# Pulling Hook. - Not A Standard Hook



## Davethebulldog (Aug 5, 2007)

when i hit my irons i seem to have developed a pulling hook. The hook happens immediately after striking the ball. Its not like a hook that develops half way through the air its very immediate upon the strike....

any ideas on drills or what im doing


----------



## RingerPro (Apr 5, 2007)

Davethebulldog said:


> when i hit my irons i seem to have developed a pulling hook. The hook happens immediately after striking the ball. Its not like a hook that develops half way through the air its very immediate upon the strike....
> 
> any ideas on drills or what im doing


You are shutting the face down too much and it sounds like you are trying to hit UP on the ball.

Just get the leading edge of the clubface to strike the lower half of the ball and THAT will get it up in the air. As for the clubface, I would check your grip to make sure it isn't too strong.


----------



## Foster4 (May 2, 2007)

RingerPro said:


> You are shutting the face down too much and it sounds like you are trying to hit UP on the ball.
> 
> Just get the leading edge of the clubface to strike the lower half of the ball and THAT will get it up in the air. As for the clubface, I would check your grip to make sure it isn't too strong.



sounds like your putting too much influence about impact affecting how he's hitting the ball..shouldn't it be something to do with his back swing /followthrough ..i mean impact is only .003 seconds that can't possibly make him pull hook it ...doesn't sound right...got a finish/followthrough that fixes a hook by chance? sarcasm off

strong grip won't cause a huge pull/hook ..its more then that..but could possibly be a partial cause..but could lead to fixing it b/c a lil adjustment that feels right will trick the brain into curing it


----------



## RingerPro (Apr 5, 2007)

Foster4 said:


> sounds like your putting too much influence about impact affecting how he's hitting the ball..shouldn't it be something to do with his back swing /followthrough ..i mean impact is only .003 seconds that can't possibly make him pull hook it ...doesn't sound right...got a finish/followthrough that fixes a hook by chance? sarcasm off
> 
> strong grip won't cause a huge pull/hook ..its more then that..but could possibly be a partial cause..but could lead to fixing it b/c a lil adjustment that feels right will trick the brain into curing it


[sarcasm]
Do you have a problem with me or is it just that time of the month?
[/sarcasm]


----------



## Foster4 (May 2, 2007)

no just funny how you bashed my idea about impact being the most important ..because it only lasts .003 or whatever you said ...then you come in here saying it was because he was shutting the face down which is impact ...and i figured if you can cure a slice with a followthrough why cant you cure a hook with one?

just making a point....if the ball goes straight or does what you want it to ...nothing else matters ...it did what you wanted it to do...and what affects that the most? impact then after impact your followthrough is affected by what kind of shot you hit...but impact is the main point that determines where your ball goes...

i dont have a problem with you, im just proving a point...and plz leave the insults for the ppl who need them ...dont insult me just cause you cant support your followthrough theory


----------



## RingerPro (Apr 5, 2007)

Foster4 said:


> no just funny how you bashed my idea about impact being the most important ..because it only lasts .003 or whatever you said ...then you come in here saying it was because he was shutting the face down which is impact ...and i figured if you can cure a slice with a followthrough why cant you cure a hook with one?
> 
> just making a point....if the ball goes straight or does what you want it to ...nothing else matters ...it did what you wanted it to do...and what affects that the most? impact then after impact your followthrough is affected by what kind of shot you hit...but impact is the main point that determines where your ball goes...
> 
> i dont have a problem with you, im just proving a point...and plz leave the insults for the ppl who need them ...dont insult me just cause you cant support your followthrough theory


Oh, I'm sorry.. I thought the sarcasm tag meant you can say whatever you want, like you did...

Tell me where I said "Impact" in my advice to him.

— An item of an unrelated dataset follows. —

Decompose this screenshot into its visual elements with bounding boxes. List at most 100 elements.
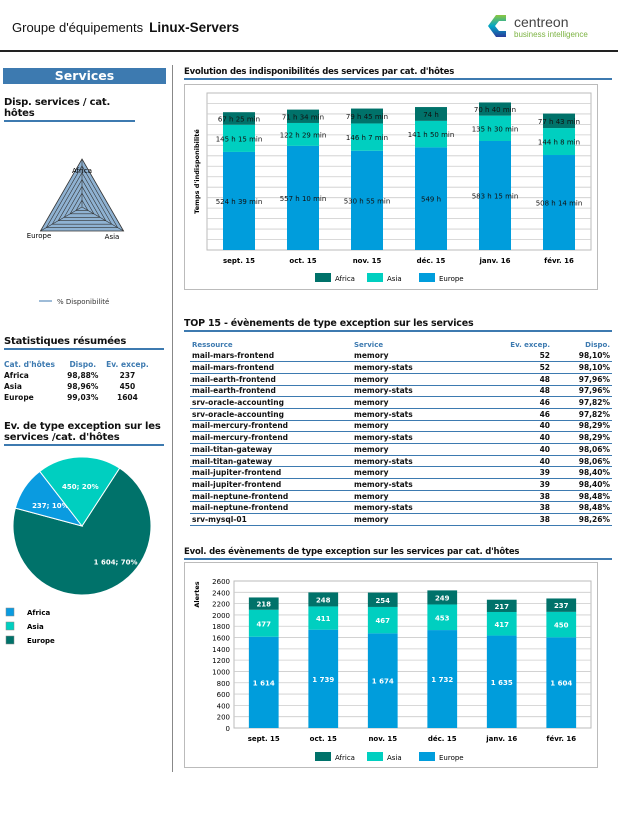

I said closed, that is closed to the swing plane. Trying to get the leading edge of the club to strike the lower half of the ball is a controlable intention during the motion. Clubface direction is much much harder to control.

Youre problem is your so closed minded to something you won't even try that you'll forever be a worse golfer for it.


----------



## Topflite_d2 (May 7, 2007)

Guys you need to help this guy because by helping him you'll be helping me because I do the same thing. I mean the pull hook thing.


----------



## Davethebulldog (Aug 5, 2007)

You two are funny...should be on telly doing a sketch or something! 

Still pull hooking !!!! ARRRRRRRH


----------



## Topflite_d2 (May 7, 2007)

Davethebulldog said:


> You two are funny...should be on telly doing a sketch or something!
> 
> Still pull hooking !!!! ARRRRRRRH


I know it is hilarous two guys want to play better golf but we can't because two little sissy girls won't stop fighting long enough to help us.


----------



## 300Yards (Jan 23, 2007)

A closed clubface does have something to do with it, though your swingpath is probably influencing it more. If you are swinging out to in, then depending on how much you roll your wrist over, and how your followthrough is, thay can cause the pull hooks.


----------